Swazis Strike for Democracy
Some 5,000 demonstrators gathered amid tight security in the capital Mbabane to press their grievances against King Mswati III's sweeping powers -- as well as economic issues like plans to tax pensions.
"The government of the day does not have the interests of the nation at heart," said the general secretary of the Swaziland Federation of Trade Unions, Jan Sithole. "This is a struggle for everyone. Even those who are not taking part in this will eventually become involved."
Sithole said the trade union movement would stage two-day stoppages ever other month until Mswati agrees to multiparty elections in October 2008.
Swaziland has been has been ruled by royal decree since the declaration of a state of emergency in 1973. Mswati has come in for criticism of his lavish spending and love of luxury cars and fine palaces for his 13 wives in a country where an estimated 70 percent live in poverty.
Sithole criticized the fact that the king was recently given a gift of heifers at taxpayers' expense, while people in rural areas went hungry.
Swaziland, a largely agricultural country, is regularly battered by drought and crop failure, worsened by one of the world's highest AIDS rates.

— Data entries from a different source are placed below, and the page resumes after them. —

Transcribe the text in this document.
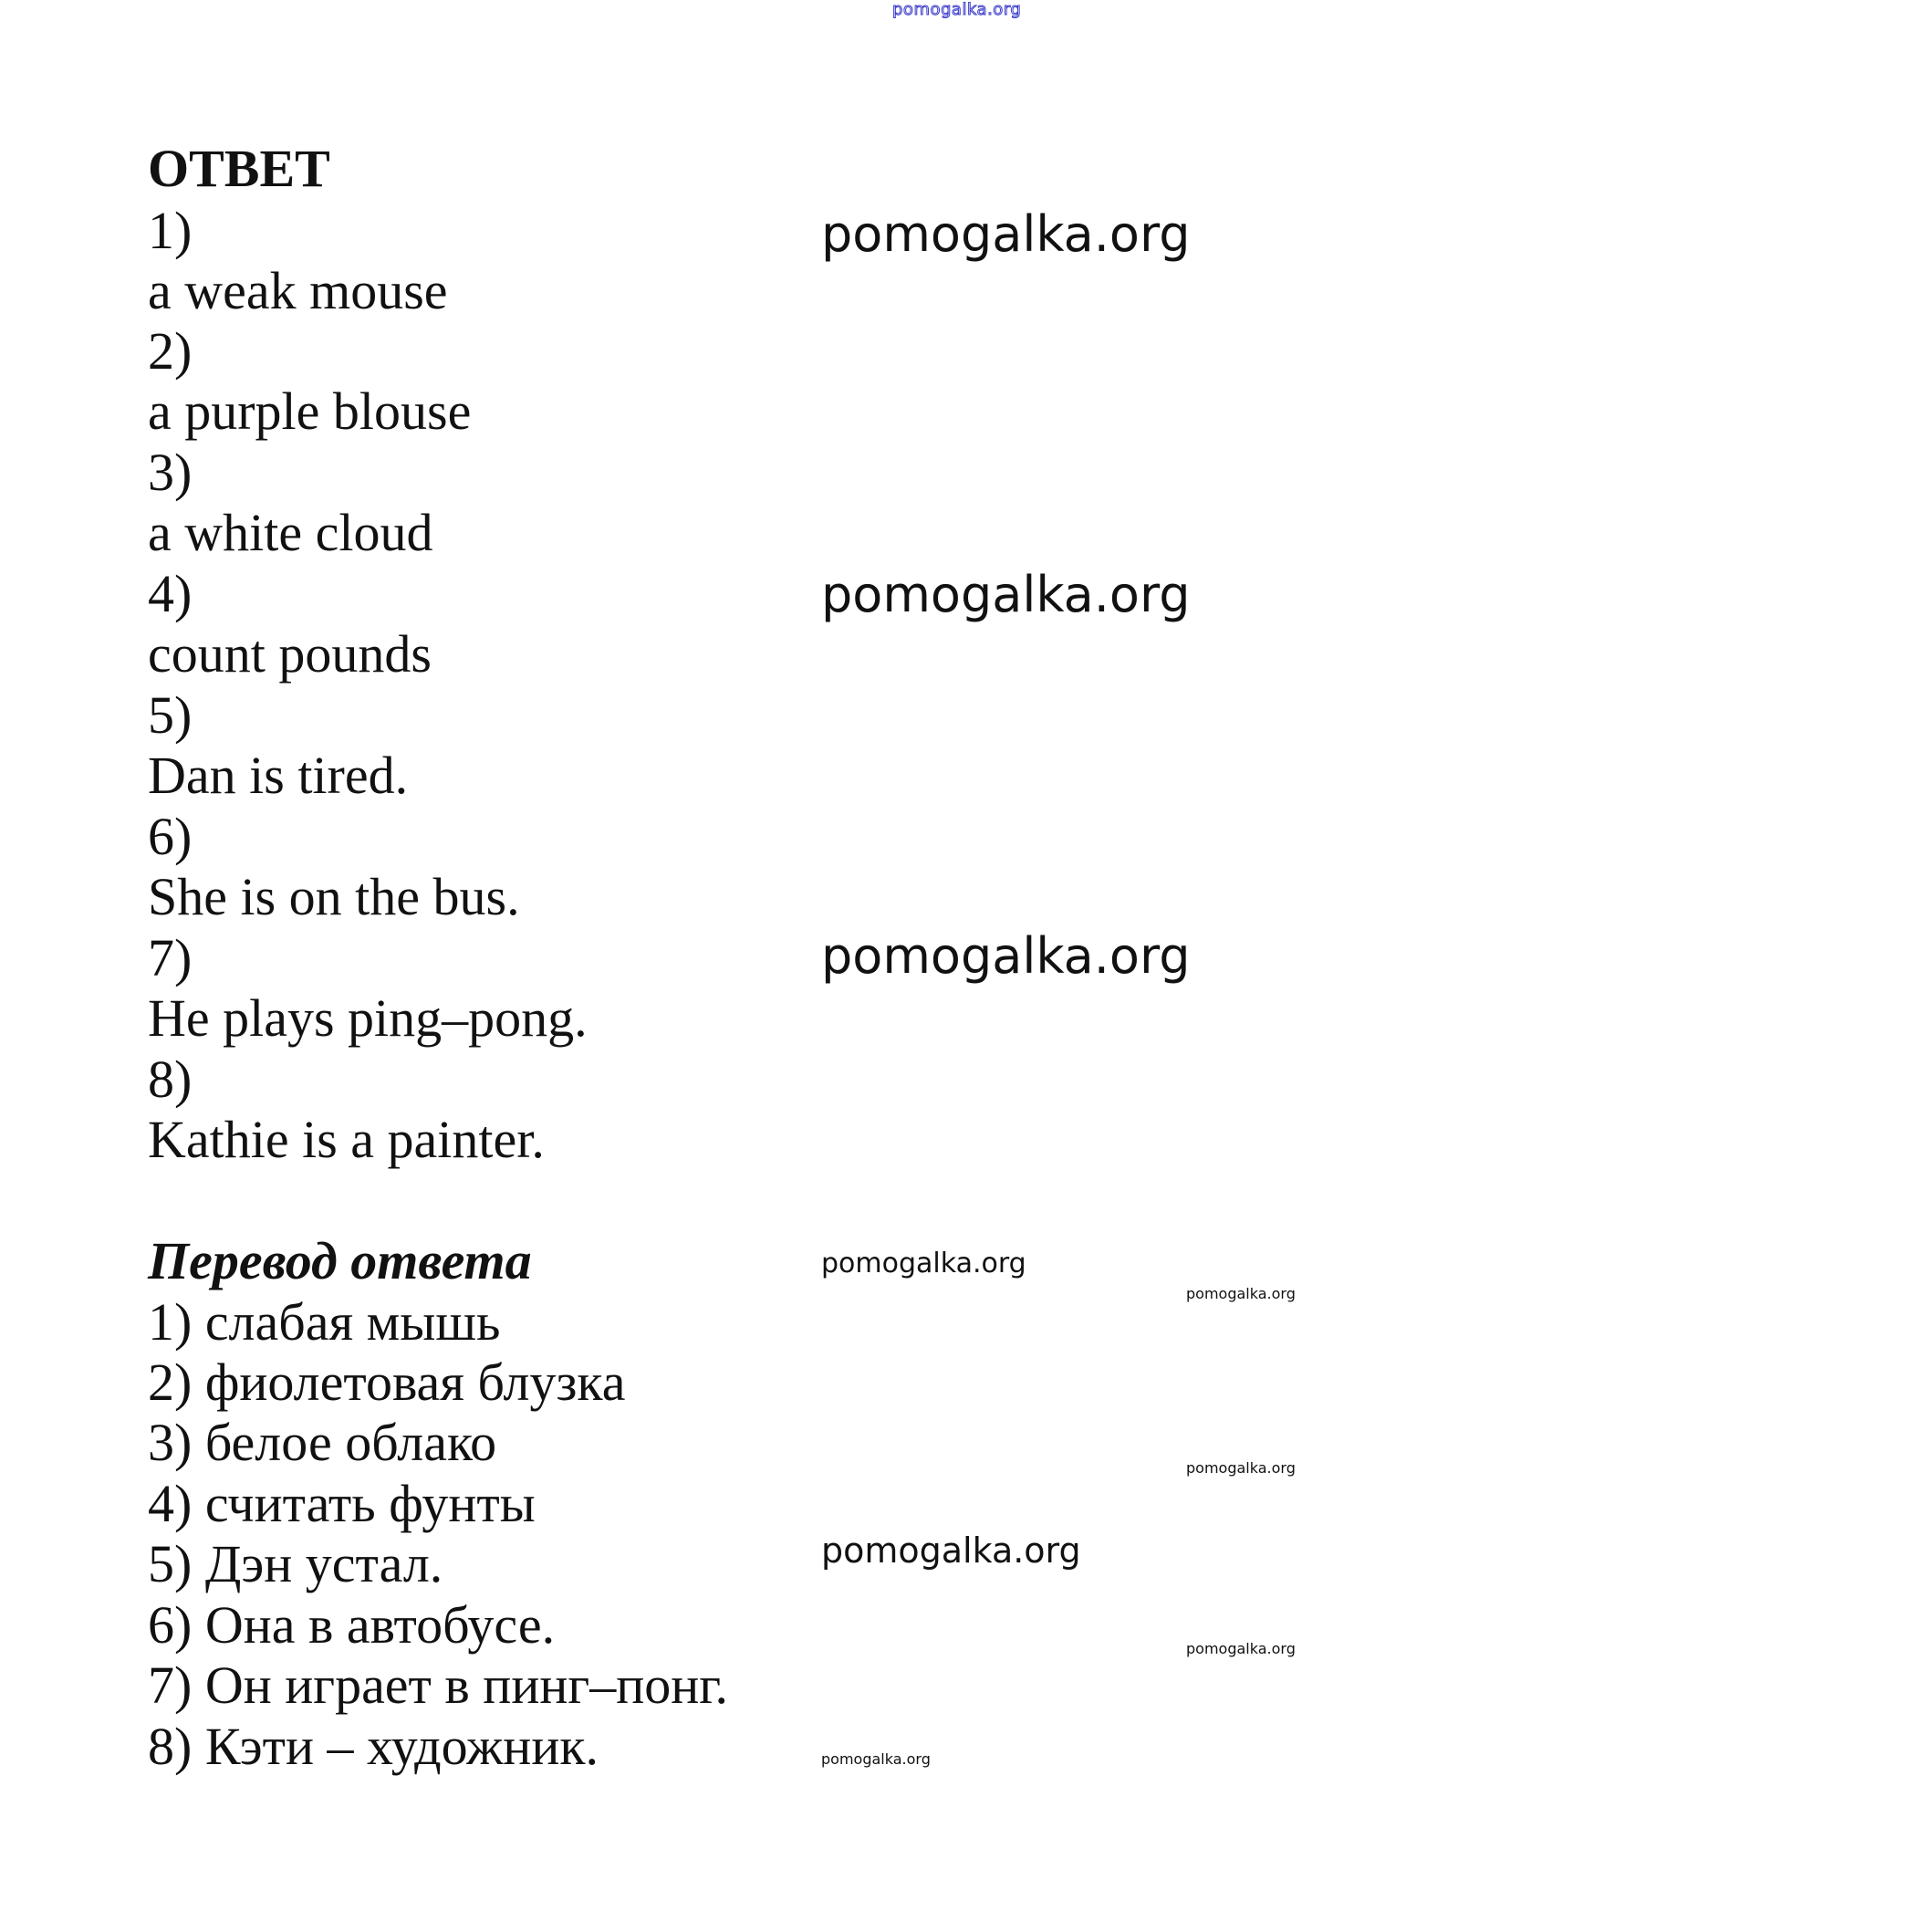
pomogalka.org
ОТВЕТ
1)
a weak mouse
2)
a purple blouse
3)
a white cloud
4)
count pounds
5)
Dan is tired.
6)
She is on the bus.
7)
He plays ping–pong.
8)
Kathie is a painter.
Перевод ответа
1) слабая мышь
2) фиолетовая блузка
3) белое облако
4) считать фунты
5) Дэн устал.
6) Она в автобусе.
7) Он играет в пинг–понг.
8) Кэти – художник.
pomogalka.org
pomogalka.org
pomogalka.org
pomogalka.org
pomogalka.org
pomogalka.org
pomogalka.org
pomogalka.org
pomogalka.org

Authorities gave Thursday's demonstration the go-ahead and there were only minor skirmishes.
Transport, essential services and government offices kept going -- unlike a similar pro-democracy strike in 1996. But Sithole said the union movement would step up the industrial action if need be in future.
Swaziland has come in for regular criticism from human rights bodies for its lack of political freedoms. A constitution adopted last year did not provide for political parties, despite demands by the pro-democracy movement that the opposition should finally be given a say in national life.